Sisowath Sirik Matak (Phnom Penh, 22 gennaio 1914Phnom Penh, 21 aprile 1975) è stato un politico cambogiano. Era membro della famiglia reale cambogiana e cugino del sovrano della Cambogia Norodom Sihanouk.

Biografia[modifica | modifica sorgente]

Nel 1941, quando la Cambogia era un protettorato francese, il principe Sirik Matak fu candidato al trono per la successione al re Sisowath Monivong, ma le autorità francesi gli preferirono il cugino Norodom Sihanouk. Dopo la seconda guerra mondiale il principe si dedicò alla politica ed entrò a far parte del Partito del Rinnovamento Khmer, di orientamento conservatore e anticomunista, fondato da Lon Nol. Dopo l'indipendenza della Cambogia, Sirik Matak ricoprì più volte l'incarico di ministro. Fra il 1962 e il 1967 fu ambasciatore prima in Cina e poi in Giappone. Tornato definitivamente in patria, divenne Vice Primo Ministro del governo di Lon Nol.
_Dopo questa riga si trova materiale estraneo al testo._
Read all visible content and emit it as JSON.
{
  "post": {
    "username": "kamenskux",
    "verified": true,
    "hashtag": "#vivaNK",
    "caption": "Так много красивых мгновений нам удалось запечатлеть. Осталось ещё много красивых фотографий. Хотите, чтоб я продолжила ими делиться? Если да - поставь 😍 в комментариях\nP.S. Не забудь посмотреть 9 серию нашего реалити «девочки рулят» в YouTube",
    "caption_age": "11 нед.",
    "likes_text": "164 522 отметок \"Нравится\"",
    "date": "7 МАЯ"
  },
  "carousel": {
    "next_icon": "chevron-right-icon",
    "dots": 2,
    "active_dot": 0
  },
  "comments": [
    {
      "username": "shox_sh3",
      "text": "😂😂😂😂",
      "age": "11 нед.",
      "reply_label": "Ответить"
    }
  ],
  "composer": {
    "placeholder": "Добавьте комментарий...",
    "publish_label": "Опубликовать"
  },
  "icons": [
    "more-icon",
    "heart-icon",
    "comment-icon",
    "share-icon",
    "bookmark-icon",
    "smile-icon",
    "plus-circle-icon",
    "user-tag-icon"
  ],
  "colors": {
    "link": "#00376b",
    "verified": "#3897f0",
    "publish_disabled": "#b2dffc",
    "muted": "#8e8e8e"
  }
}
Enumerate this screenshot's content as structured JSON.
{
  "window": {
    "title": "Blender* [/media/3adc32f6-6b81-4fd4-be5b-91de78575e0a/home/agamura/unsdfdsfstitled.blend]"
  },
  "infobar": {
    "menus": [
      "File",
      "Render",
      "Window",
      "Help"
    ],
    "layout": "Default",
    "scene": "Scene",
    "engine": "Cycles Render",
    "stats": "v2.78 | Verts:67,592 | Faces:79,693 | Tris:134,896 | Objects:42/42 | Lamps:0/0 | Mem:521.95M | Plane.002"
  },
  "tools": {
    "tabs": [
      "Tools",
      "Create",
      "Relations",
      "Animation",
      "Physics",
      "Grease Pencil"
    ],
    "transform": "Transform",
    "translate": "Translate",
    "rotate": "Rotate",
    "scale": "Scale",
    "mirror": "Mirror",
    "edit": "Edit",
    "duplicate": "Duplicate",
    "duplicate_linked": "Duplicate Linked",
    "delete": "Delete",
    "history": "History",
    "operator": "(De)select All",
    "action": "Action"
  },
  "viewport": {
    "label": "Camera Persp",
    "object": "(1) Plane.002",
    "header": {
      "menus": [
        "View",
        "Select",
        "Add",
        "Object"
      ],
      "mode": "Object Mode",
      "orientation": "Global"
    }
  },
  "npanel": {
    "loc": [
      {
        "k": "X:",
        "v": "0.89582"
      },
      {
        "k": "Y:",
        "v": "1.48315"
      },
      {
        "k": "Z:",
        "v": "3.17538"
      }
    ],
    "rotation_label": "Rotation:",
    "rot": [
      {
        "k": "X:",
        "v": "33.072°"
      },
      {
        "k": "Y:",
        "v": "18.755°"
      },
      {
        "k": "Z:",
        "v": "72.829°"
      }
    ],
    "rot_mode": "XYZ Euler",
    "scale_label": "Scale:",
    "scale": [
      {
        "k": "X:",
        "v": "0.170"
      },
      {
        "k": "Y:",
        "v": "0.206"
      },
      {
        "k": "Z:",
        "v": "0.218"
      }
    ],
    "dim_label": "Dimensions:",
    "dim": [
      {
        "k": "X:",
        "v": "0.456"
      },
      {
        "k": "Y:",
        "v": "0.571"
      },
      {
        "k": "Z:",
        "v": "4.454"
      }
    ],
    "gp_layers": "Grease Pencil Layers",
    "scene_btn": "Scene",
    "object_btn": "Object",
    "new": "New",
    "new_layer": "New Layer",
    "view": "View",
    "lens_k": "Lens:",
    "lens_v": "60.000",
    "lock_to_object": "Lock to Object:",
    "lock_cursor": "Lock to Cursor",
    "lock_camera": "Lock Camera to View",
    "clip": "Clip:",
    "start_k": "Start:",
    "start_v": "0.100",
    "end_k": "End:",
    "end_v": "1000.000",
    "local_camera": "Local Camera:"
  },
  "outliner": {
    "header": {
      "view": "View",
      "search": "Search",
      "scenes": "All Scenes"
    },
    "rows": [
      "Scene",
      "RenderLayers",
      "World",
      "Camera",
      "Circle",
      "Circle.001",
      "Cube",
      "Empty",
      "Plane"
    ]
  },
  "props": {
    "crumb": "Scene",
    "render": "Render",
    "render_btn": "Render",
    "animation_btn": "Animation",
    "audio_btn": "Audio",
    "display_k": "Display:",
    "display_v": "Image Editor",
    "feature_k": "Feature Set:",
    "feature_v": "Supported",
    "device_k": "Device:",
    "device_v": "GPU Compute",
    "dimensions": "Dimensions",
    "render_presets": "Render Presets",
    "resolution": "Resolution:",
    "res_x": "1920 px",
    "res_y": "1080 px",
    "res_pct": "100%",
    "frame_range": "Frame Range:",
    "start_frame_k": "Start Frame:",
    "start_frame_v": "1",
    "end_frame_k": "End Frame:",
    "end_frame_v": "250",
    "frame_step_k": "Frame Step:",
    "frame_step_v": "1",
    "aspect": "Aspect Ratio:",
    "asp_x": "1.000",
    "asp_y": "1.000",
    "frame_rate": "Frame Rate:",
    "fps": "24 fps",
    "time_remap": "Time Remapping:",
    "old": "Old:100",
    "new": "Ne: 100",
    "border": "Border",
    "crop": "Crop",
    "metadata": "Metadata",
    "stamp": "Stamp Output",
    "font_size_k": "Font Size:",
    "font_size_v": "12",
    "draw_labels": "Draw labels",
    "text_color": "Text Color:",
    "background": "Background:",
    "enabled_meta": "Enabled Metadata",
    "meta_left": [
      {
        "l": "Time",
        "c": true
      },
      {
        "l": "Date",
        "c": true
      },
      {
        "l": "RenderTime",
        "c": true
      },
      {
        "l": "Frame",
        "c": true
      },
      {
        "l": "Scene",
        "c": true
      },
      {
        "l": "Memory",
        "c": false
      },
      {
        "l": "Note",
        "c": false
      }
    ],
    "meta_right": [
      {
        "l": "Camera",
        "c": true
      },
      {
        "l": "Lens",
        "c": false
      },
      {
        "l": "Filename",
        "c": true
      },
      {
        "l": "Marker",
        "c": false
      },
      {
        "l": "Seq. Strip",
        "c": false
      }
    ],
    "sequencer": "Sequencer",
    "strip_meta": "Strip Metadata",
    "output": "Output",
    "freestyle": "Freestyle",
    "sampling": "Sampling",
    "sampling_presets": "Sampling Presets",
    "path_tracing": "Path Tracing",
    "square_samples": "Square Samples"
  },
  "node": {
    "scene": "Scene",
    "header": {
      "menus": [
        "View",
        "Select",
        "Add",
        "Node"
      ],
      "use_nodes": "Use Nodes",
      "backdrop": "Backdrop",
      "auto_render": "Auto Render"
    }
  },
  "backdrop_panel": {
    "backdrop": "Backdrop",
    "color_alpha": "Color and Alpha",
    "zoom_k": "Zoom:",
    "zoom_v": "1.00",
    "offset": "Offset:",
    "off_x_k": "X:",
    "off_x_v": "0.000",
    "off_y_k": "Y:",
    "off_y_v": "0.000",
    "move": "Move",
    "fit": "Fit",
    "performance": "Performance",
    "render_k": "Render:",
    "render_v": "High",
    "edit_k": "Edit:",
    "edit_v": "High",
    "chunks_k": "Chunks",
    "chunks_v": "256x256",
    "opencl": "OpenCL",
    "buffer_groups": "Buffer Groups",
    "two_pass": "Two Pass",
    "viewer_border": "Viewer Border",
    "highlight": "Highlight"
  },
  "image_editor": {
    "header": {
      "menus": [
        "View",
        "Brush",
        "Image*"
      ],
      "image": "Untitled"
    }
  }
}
Nel marzo del 1970, mentre Sihanouk si trovava all'estero, Lon Nol e Sirik Matak organizzarono un colpo di stato contro il sovrano, che portò alla proclamazione della Repubblica Khmer, che assunse posizioni filo-statunitensi. Cheng Heng divenne formalmente Capo dello Stato, Lon Nol assunse i poteri in carica per l'emergenza e Sirik Matak divenne Primo Ministro Delegato. Il colpo di stato portò allo scoppio della guerra civile cambogiana. Nel 1972 Lon Nol divenne Presidente della Repubblica e Son Ngoc Thanh fu il nuovo Primo Ministro, ma Sirik Matak continuò a restare una figura influente, tanto che nell'aprile del 1973 fu chiamato a far parte dell'Alto Consiglio Politico insieme al presidente Lon Nol, all'ex capo dello stato Cheng Heng e al nuovo primo ministro In Tam. Nel 1974 Sirik Matak divenne membro del Consiglio Esecutivo composto da Lon Nol, dal nuovo primo ministro Long Boret e dal generale Sosthene Fernandez, capo delle Forze Armate.

Il 12 aprile 1975 a seguito dell'avanzata dei Khmer Rossi gli USA evacuarono l'ambasciata ed offrirono asilo politico agli alti esponenti della Repubblica Khmer, ma Sirik Matak e Long Boret rifiutarono di partire, nonostante i loro nomi figurassero sulla lista dei "Sette traditori" condannati a morte dai Khmer Rossi[1]. Catturato dai Khmer Rossi, Sirik Matak venne portato al Circolo Sportivo di Phnom Penh e giustiziato sommariamente insieme a Long Boret.

Note[modifica | modifica sorgente]

  1. ^ Karl D. Jackson, Cambodia, 1975-1978:Rendezvous with death, Princeton University Press, 1992

Bibliografia[modifica | modifica sorgente]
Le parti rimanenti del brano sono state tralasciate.